Jelas saja Zulfa panik. Ia langsung lari menuju kamar tersebut. Pintu kamarnya sudah terbuka lebar. Zulfa terkejut dengan apa yang ia lihat di dalam kamar itu. Ada sebuah makam dan seorang wanita berjubah hitam yang merayap di dinding.
Jangan Percaya Mulut Ki Suratman
Zulfa masih mematung di depan kamar itu. Kedua kakinya mendadak susah digerakkan. Wanita berjubah hitam dengan kukunya yang panjang dan hitam merayap dan mendekat ke arah Zulfa. Rambutnya yang panjang menjuntai menutupi wajahnya sehingga tak terlihat dengan jelas.
Hanya dalam sekejap mata sosok mengerikan itu sudah ada di hadapan Zulfa. Entah apa yang terjadi, lidah Zulfa seketika kelu. Ia tidak bisa mengucapkan sepatah kata apa pun.
Wajahnya pun berkeringat dingin. Ingin sekali ia lari dan meminta tolong. Tapi, sekujur tubuhnya seakan membatu, sulit sekali digerakkan.
Zulfa lalu dicekik. Tubuhnya ditarik masuk ke dalam kamar. Pintu seketika tertutup dengan sendirinya.
“Jangan…!” dari kejauhan Anjani berteriak saat melihat Zulfa dibawa oleh makhluk itu. Anjani menangis lantaran tidak bisa berbuat apa-apa.
Jauh sebelum Mojosari kena kutukan, kampung itu sebenarnya tempat yang nyaman dan tentram. Setiap tahunnya selalu ada pernikahan yang digelar di kampung itu. Semuanya baik-baik saja, tidak ada mitos sinting yang mengatakan kalau pernikahan adalah sebuah kesialan.
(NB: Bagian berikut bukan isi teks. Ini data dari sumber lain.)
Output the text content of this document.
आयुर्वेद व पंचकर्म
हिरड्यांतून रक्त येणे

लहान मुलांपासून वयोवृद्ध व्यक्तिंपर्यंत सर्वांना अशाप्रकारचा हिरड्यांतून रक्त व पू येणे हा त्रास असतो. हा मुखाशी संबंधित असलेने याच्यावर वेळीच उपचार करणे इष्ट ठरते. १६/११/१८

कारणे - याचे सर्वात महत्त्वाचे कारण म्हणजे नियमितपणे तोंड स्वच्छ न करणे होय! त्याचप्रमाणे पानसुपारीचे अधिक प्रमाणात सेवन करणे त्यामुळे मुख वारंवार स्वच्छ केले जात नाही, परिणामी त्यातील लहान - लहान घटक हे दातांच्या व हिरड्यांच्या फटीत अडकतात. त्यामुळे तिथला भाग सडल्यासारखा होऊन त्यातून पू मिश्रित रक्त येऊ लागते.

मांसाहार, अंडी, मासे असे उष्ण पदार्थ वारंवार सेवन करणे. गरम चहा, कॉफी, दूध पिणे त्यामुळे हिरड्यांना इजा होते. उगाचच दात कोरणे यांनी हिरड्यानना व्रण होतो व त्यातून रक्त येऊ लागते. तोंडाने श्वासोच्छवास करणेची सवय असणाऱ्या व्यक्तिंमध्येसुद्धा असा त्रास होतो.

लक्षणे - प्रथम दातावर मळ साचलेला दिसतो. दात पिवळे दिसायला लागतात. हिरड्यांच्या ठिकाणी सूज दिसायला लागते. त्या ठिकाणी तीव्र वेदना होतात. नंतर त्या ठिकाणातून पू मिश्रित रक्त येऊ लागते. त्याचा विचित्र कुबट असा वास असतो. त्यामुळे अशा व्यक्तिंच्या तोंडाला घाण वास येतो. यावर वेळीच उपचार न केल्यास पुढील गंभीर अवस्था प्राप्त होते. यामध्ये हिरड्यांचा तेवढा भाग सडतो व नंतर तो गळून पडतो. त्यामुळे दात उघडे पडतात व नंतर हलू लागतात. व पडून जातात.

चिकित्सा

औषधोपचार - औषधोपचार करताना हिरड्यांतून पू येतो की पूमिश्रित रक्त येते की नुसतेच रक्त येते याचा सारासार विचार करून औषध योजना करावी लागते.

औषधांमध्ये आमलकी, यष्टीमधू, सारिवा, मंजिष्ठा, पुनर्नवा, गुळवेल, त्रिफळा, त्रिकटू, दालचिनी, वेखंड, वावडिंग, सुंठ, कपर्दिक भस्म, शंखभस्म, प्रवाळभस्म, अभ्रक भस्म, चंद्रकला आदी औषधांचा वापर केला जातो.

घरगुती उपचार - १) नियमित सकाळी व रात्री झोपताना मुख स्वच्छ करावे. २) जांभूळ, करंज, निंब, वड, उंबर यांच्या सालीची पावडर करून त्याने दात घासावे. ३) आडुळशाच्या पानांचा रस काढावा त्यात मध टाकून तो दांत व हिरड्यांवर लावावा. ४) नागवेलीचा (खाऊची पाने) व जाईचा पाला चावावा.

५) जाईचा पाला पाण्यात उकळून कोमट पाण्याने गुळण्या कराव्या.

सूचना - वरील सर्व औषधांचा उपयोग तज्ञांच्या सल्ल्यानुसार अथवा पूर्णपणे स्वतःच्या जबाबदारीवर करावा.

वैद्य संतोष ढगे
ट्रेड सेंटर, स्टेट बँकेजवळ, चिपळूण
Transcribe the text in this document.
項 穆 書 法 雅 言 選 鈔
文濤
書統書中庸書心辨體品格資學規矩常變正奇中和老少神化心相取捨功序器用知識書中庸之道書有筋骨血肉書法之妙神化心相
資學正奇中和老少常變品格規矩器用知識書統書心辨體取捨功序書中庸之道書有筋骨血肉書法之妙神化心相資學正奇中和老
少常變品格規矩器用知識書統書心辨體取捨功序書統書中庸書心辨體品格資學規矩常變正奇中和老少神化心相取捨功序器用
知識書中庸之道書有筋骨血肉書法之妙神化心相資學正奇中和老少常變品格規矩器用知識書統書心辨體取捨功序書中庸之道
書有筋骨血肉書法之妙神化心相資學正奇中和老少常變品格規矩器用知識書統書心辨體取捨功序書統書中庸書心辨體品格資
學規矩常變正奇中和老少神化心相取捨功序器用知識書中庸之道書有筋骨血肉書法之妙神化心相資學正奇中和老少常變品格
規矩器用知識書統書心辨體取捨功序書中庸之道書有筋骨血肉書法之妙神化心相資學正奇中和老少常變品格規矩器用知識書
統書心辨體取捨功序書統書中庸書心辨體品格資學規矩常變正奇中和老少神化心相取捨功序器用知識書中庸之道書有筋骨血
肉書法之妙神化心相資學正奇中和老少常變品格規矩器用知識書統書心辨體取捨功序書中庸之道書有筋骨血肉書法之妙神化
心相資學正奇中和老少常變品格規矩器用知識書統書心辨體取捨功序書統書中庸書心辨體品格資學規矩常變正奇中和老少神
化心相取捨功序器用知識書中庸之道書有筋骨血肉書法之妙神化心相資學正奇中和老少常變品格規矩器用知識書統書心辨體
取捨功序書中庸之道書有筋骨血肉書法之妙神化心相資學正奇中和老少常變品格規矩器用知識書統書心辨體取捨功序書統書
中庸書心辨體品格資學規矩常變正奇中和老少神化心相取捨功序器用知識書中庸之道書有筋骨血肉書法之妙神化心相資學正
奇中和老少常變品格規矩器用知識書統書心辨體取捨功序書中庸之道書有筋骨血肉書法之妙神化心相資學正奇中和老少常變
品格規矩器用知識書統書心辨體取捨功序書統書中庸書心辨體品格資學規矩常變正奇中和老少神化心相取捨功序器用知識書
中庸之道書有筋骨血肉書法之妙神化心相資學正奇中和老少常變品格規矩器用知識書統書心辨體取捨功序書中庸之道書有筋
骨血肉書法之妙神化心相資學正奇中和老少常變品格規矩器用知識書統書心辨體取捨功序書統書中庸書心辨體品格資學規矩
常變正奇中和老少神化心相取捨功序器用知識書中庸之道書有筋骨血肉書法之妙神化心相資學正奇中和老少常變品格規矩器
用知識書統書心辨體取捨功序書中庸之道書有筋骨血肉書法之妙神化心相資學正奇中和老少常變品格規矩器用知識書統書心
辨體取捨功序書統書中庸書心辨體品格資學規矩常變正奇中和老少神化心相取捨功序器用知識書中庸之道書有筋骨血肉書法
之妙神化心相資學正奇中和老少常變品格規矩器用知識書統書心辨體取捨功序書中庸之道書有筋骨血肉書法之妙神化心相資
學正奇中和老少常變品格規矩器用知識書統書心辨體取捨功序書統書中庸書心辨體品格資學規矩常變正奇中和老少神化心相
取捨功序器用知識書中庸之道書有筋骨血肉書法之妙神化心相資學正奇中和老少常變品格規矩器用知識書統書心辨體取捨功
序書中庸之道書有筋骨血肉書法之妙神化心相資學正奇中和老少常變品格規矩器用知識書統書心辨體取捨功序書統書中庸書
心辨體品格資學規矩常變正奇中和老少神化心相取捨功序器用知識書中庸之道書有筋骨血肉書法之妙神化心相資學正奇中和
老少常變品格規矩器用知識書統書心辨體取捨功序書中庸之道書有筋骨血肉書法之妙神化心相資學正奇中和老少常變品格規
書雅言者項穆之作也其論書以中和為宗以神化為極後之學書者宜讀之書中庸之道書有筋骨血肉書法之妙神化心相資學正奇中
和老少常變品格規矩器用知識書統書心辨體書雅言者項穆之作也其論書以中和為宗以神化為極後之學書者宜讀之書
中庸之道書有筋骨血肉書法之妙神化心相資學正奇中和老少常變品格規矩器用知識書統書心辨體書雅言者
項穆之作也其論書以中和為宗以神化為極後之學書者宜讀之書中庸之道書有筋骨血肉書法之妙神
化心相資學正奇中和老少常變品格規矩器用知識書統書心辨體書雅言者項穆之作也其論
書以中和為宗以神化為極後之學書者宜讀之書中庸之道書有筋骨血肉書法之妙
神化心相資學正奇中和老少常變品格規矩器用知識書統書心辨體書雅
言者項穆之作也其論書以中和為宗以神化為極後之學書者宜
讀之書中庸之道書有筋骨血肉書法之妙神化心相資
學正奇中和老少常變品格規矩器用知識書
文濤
Tapi, itu dulu... ketika kampung itu dipimpin oleh Ki Abidin. Ia adalah tetua kampung sebelum Ki Suratman.
Saat itu Ki Abidin adalah orang terkaya di Mojosari. Lain halnya dengan Ki Suratman, dulunya ia adalah orang miskin yang bekerja sebagai kuli cangkul di sawahnya Ki Abidin.
Ki Suratman menikahi Kanti, seorang gadis Mojosari. Mereka berdua tinggal di gubuk reot yang terletak di tengah persawahan milik Ki Abidin. Setiap hari kerjaan Ki Suratman dan Kanti mengurus sawah majikannya itu. Mereka sangat patuh kepada Ki Abidin.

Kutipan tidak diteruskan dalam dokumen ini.